Friday, May 9, 2008

Manil Suri and the Mathematics Of Fiction


I went to hear Manil Suri, a mathematics professor at the University of Baltimore, and the author of The Age Of Shiva and The Death Of Vishnu, speak at the USIS auditorium earlier this week. The basic aim of his lecture was to reduce his audience's anxieties towards maths. At the outset, this phobia of math isn't too much of an Indian phenomenon. It's an issue the west may be facing more acutely. However, it was still an engaging talk.

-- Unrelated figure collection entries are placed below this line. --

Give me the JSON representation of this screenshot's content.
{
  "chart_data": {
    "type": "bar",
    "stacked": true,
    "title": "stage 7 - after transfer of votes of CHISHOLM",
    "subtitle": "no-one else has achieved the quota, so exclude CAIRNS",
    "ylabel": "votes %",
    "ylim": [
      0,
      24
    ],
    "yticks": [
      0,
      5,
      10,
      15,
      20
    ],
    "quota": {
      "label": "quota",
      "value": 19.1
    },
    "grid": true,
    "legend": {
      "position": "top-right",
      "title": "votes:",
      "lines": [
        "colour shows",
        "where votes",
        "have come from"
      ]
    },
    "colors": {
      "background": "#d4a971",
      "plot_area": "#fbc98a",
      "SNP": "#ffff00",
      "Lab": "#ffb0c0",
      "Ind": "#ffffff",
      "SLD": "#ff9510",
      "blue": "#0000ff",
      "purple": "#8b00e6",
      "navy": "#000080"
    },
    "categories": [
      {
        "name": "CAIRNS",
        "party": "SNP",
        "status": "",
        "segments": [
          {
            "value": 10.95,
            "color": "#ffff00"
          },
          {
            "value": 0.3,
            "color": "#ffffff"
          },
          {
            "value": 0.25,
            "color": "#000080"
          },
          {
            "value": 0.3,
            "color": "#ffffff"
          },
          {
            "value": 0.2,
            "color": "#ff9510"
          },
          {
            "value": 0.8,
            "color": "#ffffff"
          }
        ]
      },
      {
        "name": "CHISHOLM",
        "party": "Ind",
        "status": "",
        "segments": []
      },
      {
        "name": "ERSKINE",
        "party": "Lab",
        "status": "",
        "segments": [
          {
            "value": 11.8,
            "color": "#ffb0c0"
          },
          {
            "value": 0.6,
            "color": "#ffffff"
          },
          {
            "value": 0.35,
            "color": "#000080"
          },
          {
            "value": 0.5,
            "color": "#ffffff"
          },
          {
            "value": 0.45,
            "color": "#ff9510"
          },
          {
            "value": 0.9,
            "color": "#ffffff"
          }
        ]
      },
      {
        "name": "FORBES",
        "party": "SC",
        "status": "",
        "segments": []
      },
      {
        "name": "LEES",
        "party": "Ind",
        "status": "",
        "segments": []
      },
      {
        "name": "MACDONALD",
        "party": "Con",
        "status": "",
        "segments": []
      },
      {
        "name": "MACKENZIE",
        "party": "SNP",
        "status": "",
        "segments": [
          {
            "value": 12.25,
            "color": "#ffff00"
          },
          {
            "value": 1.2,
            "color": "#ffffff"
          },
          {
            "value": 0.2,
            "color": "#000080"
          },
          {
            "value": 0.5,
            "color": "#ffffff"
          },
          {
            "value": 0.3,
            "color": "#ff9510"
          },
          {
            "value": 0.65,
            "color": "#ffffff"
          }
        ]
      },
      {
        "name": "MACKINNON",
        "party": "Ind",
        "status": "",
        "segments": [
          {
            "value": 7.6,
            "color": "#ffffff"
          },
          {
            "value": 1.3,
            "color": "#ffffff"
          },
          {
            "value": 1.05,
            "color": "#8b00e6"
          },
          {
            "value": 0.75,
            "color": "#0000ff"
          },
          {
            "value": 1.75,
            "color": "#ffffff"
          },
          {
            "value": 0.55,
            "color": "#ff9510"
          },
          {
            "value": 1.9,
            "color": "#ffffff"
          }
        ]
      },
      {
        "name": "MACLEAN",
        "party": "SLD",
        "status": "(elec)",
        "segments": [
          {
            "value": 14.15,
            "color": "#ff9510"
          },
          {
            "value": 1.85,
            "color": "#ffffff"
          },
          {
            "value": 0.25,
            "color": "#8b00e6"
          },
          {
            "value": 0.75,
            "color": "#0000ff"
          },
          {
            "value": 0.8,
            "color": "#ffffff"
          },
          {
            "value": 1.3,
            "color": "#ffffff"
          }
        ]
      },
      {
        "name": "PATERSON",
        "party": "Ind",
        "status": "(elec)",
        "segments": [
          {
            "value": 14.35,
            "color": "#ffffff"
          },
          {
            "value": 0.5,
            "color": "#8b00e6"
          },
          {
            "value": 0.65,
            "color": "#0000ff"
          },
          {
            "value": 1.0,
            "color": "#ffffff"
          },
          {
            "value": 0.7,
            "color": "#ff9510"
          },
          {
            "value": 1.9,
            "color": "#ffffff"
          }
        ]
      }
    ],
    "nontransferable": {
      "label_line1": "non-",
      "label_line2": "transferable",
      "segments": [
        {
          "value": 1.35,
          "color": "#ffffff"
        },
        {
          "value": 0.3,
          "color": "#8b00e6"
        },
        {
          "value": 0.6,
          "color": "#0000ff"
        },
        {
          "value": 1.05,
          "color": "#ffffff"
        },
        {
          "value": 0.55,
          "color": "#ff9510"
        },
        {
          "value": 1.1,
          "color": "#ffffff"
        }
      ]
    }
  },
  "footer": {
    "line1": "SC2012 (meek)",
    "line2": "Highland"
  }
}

He started off by explaining Fourier Analysis. On a basic level Fourier Analysis is the breaking down of complex wave patterns into simpler wave forms, called "basic functions". He likened this process to "deconstruction," a word that was in vogue a few decades ago amongst philosophers and critics. For example, the sound of an orchestra, can be broken down into the wave forms of the component instrument sounds. Colour can be broken down into light waves of red, green, and blue. He then took a leap into the world of folktales. He spoke about a Russian scholar who studied over 100 Russian folktales in the first quarter of the 2oth century, and broke them down into 30 "basic functions." There's a website where you can ask the computer to put some of the 31 parts together, and a completely new story is written by a software program. The beauty of basic functions is that they can then be re-assembled to make a new new form. Imagine applying this concept to Bollywood films, Suri joked. That would be a bit boring wouldn't it? He did admit that modern fiction couldn't be analyzed so easily.

Another interesting concept he spoke about was the process of counting. What is counting? It's merely the assignment of a series of number to a series of objects. When you count, you are bringing various completely different forms to the common platform of numbers.